Embora apenas 184 milhões de pessoas tenham sido recenseadas até 24 de janeiro, o IBGE estima a população brasileira em 207,8 milhões de habitantes. O trabalho de campo do Censo 2022 deveria ter acabado no final de outubro, mas as dificuldades para a coleta de dados provocaram sucessivos adiamentos. Os dados de 13,5% dos domicílios estão pendentes.
A prorrogação do período de coleta prejudica a qualidade dos dados, na medida em que as entrevistas se distanciam do período de referência, que julho de 2022. Além disso, mantém o país em uma espécie de “apagão” de informações demográficas, fundamentais para o planejamento da administração pública.
Em agosto de 2022, no pico do recenseamento, eram necessários 180 mil recenseadores, mas o IBGE conseguiu contratar apenas 112 mil. A baixa remuneração e o aquecimento do mercado de trabalho reduziram a disponibilidade de pessoal. Os atrasos nos pagamentos também fizeram muitos dos contratados desistirem.
Pandemia e Orçamento no caminho do Censo
Realizado a cada dez anos, o Censo estava programado para 2020, mas foi adiado pela pandemia e por cortes do Orçamento federal. Em 2022, uma decisão do Supremo Tribunal Federal obrigou Jair Bolsonaro a disponibilizar os recursos necessários. O IBGE, responsável pela execução da pesquisa, obteve apenas R$ 2,3 bilhões, ante R$ 3,1 bilhões do orçamento original (equivalentes a R$ 3,7 bilhões, com a correção da inflação), e ainda precisou reduzir os questionários.
Problemas orçamentários já haviam levado o IBGE a cancelar a Contagem Populacional de 2015. Com isto, a defasagem em relação ao Censo 2010 ficou ainda maior.
Além da falta de recenseadores, o IBGE enfrenta dificuldades para coletar dados em favelas e a resistência dos moradores nos domicílios de alta renda. O fato de o levantamento ter ocorrido durante o período eleitoral contribuiu para gerar esta resistência.
Para que serve o Censo?
O primeiro Censo do Brasil foi realizado há 150 anos, na época do Império. Desde 1940, vem sendo realizado a cada dez anos pelo IBGE. É a única pesquisa que visita todos os domicílios do país. Seu objetivo é investigar o perfil da população, pois, além da contagem, coleta informações sobre a frequência às escolas, saneamento, tipo de moradia e renda, entre outros.
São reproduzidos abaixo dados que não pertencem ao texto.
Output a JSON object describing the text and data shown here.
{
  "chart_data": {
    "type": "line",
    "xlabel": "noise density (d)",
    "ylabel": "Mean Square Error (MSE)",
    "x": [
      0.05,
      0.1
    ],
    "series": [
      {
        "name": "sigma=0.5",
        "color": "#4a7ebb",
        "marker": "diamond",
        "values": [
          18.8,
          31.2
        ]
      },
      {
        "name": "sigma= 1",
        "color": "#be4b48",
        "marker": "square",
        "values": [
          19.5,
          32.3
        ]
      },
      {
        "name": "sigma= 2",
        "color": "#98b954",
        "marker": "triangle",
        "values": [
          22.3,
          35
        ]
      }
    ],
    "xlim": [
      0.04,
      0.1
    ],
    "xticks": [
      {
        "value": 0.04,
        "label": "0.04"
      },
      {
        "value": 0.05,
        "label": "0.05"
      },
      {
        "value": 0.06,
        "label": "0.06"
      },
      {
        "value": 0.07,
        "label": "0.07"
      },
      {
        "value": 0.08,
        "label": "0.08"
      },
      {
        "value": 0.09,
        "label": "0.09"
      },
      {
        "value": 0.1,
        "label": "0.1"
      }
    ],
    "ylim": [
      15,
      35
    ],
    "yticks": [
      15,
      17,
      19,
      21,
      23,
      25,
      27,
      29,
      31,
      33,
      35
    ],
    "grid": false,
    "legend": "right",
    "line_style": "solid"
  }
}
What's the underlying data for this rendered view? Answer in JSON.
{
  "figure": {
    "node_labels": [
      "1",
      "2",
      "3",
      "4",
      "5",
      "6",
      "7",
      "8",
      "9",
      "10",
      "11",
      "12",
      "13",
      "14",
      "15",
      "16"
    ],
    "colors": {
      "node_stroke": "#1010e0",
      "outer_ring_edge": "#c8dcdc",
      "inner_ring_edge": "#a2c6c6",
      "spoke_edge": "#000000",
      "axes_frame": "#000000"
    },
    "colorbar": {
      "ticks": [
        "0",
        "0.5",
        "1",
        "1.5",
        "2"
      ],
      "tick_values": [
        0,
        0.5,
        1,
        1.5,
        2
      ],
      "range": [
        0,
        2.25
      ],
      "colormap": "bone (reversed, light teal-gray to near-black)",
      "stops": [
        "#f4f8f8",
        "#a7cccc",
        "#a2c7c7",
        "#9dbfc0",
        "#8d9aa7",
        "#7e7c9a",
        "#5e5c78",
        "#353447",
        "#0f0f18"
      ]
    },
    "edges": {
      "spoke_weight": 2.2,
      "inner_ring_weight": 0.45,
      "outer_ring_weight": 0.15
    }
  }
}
Os dados coletados embasam outras pesquisas e a formulação de políticas públicas. Eles permitem, por exemplo, calcular o percentual de crianças matriculadas nas escolas e de crianças que abandonaram os estudos, traçando um perfil da evasão escolar. Permite também calcular a expectativa de vida dos brasileiros, a partir da quantidade de pessoas em cada faixa etária e a taxa de mortalidade.
Os dados coletados ainda indicam ao setor público as áreas prioritárias para os investimentos em saúde, educação, habitação, transporte e energia.
Mesmo o setor privado depende dos dados demográficos para análises de mercado, planejamento estratégico e até na elaboração de pesquisas eleitorais.
O Censo e os impostos
O cálculo dos repasses de recursos públicos federais aos estados e municípios, realizado por meio do Fundo de Participação dos Municípios (FPM) e o Fundo de Participação dos Estados e do Distrito Federal (FPE), também são fundamentados nos dados coletados pelo Censo.
O Tribunal de Contas da União toma como base a população residente em cada município. Dados preliminares do Censo 2022, indicam que 863 municípios tiveram queda de habitantes e serão rebaixados de faixa populacional, enquanto outros 331 municípios tiveram aumento de população suficiente para passarem para uma faixa mais alta.
A atualização dos dados populacionais ainda tem implicações importantes na representatividade política. Sem as informações corretas sobre o contingente populacional, não se pode estabelecer o número de representantes de cada ente federativo.
Alguns países estão evitando a realização de pesquisas censitárias, devido ao seu alto custo. Estão trabalhando com registros de nascimentos e mortes. Ou, como no caso dos países europeus, com o registro administrativo de todos os habitantes. Entretanto, enquanto estas alternativas não estiverem disponíveis no Brasil, a realização do Censo é indispensável. O exercício de políticas públicas assertivas e o devido acompanhamento dos resultados depende de uma base de dados robusta e atualizada. Sem ela, não é possível garantir a eficiência da aplicação dos recursos públicos.